Après avoir exposé la circulation des savoirs, par l’implication de Tousard au sein de West Point, l’auteur décrit la présence consulaire française aux États-Unis dans les chapitres dix et onze. C’est dans un contexte de méfiance face à la présence française, et grâce à un jeu de contacts, que Louis Tousard parviendra à s’installer de nouveau en Amérique en tant que chancelier du consulat de France et à la tête de la gestion des affaires de Lafayette en Louisiane, poste qu’il n’effectuera finalement pas. Les difficultés de répartition des tâches entre le consul et son chancelier sont la preuve de la mise en place d’une nouvelle administration »moderne« (p. 168). Les relations européennes contrôlées par Napoléon se dégradant, des allers et retours entre la Louisiane et le Maryland obligent Tousard à se diversifier, ainsi il s’essaie à l’écriture avec la parution de son livre »Compagnon d’artillerie«, puis se voit assigner à la protection de la belle-sœur de Napoléon, avant de devenir consul de France intérimaire à la Nouvelle-Orléans. Chaque changement chez Tousard est représentatif d’une situation politique faisant de lui un témoin de première ligne. Gérald Sim affirme qu’un desserrement des liens avec la France est observable, d’une part dû au délitement de son cercle familial français, notamment par la mort d’un de ses frères, et d’autre part, le mariage de ses filles en Amérique et son remariage permet son ancrage définitif aux États-Unis. »Bientôt votre père n’aura plus de pays« (p. 189), écrit-il à ses filles à la nouvelle de la chute de Napoléon. Le retour à la monarchie et l’épuration dans l’administration du personnel relié à l’Empereur, qui aura lieu au retour des Bourbons, l’oblige à quitter ses fonctions. Il finira ses jours à Paris lors de son huitième et dernier voyage transatlantique relate le douzième et dernier chapitre.
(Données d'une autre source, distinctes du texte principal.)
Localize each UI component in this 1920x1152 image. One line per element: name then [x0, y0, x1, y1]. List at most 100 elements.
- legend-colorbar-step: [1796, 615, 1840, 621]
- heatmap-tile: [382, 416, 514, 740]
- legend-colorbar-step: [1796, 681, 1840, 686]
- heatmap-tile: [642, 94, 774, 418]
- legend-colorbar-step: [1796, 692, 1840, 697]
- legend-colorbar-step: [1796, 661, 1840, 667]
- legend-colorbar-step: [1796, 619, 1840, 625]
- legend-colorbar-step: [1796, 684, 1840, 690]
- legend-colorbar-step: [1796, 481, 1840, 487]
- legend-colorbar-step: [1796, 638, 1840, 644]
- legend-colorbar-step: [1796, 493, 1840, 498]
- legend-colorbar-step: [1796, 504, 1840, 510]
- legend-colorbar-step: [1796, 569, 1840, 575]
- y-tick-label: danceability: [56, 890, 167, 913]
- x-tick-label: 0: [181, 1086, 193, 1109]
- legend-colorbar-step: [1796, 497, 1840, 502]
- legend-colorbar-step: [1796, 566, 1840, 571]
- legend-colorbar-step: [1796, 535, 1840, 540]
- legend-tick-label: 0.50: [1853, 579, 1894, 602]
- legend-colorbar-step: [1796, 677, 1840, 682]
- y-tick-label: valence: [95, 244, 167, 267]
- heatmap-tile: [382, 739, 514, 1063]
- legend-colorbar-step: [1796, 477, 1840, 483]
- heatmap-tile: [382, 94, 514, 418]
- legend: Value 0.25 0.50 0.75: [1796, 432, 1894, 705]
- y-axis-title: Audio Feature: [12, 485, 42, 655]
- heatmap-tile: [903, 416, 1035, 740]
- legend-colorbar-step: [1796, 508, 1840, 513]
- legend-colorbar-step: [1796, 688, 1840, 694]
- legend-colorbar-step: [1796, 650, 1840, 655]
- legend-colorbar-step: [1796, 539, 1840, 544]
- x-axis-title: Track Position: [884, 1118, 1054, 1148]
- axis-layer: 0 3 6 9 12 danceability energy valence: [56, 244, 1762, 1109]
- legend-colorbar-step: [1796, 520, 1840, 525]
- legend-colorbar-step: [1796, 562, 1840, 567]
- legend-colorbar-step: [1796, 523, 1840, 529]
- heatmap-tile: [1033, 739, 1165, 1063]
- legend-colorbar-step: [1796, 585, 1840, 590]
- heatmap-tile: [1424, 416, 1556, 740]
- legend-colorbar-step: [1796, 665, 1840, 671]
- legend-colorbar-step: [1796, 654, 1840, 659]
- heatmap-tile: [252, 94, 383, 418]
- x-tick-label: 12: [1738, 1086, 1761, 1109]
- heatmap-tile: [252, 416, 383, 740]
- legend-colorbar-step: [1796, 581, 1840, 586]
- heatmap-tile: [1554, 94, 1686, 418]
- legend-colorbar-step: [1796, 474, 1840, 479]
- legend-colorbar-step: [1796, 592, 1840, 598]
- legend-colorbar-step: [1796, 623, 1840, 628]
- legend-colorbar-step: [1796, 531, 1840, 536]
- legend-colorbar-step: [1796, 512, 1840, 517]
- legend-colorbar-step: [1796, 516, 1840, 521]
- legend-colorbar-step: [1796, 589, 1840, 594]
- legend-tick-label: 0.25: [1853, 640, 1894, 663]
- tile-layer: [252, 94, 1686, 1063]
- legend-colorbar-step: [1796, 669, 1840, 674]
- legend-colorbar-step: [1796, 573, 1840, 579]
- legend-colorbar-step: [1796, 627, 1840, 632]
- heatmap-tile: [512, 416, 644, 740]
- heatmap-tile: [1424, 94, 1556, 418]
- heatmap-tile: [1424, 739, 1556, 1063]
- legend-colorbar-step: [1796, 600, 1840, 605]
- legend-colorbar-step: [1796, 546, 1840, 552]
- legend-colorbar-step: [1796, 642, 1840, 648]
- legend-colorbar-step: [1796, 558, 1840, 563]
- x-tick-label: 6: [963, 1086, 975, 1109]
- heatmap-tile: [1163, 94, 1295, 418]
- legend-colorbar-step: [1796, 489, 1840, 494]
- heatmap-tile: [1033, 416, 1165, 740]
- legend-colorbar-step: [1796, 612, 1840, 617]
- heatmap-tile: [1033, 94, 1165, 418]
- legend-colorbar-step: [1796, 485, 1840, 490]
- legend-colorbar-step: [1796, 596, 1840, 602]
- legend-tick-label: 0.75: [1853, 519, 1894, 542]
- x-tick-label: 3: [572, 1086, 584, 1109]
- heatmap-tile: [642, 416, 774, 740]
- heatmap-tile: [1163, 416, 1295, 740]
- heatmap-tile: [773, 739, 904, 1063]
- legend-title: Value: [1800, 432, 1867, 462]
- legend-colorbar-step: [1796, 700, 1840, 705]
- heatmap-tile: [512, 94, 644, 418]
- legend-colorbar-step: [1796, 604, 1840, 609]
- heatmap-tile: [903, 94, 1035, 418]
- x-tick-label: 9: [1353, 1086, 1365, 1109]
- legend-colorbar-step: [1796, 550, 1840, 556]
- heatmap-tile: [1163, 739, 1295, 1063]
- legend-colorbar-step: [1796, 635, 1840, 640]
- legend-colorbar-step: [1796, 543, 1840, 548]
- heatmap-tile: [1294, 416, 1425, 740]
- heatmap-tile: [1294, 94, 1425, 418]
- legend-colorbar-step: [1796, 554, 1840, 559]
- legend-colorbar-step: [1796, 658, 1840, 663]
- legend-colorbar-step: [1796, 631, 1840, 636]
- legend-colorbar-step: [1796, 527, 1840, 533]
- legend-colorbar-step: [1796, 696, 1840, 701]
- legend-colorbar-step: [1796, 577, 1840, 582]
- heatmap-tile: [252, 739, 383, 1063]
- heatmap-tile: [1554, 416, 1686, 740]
L’ouvrage de Gérald Sim est un pari réussi d’histoire globale-locale, agréable à lire, il plaira à tout public soucieux d’emmagasiner du savoir sur les débuts des relations franco-américaines au XVIIIe siècle. La focalisation sur les réseaux militaires et diplomatiques crée l’impasse sur d’autres cercles de socialisation qui ont très certainement eu un rôle important dans la vie de Louis Tousard, comme ses rapports avec des planteurs à Saint-Domingue, qui se réfugieront quelques années plus tard aux États-Unis. On pourrait reprocher à l’auteur de ne tirer que très peu de conclusions du rôle qu’un tel agent a joué dans les relations franco-américaines. De plus il aurait été intéressant de connaître ses sentiments durant les revirements politiques; fidèle à la monarchie, il n’hésitera cependant pas à prêter allégeance à l’Empereur. Est-ce son rôle en tant qu’agent du gouvernement qui l’y oblige ou bien n’est-il finalement qu’opportuniste? Le lecteur est emmené dans les méandres de la vie de Tousard de manière presque romanesque, ce qui n’excuse cependant pas certaines omissions de références. Néanmoins, force est de constater que l’ouvrage »Louis Tousard, un artilleur entre deux mondes«, est une démonstration d’un travail archivistique fabuleux dont on ne peut être qu’admiratif.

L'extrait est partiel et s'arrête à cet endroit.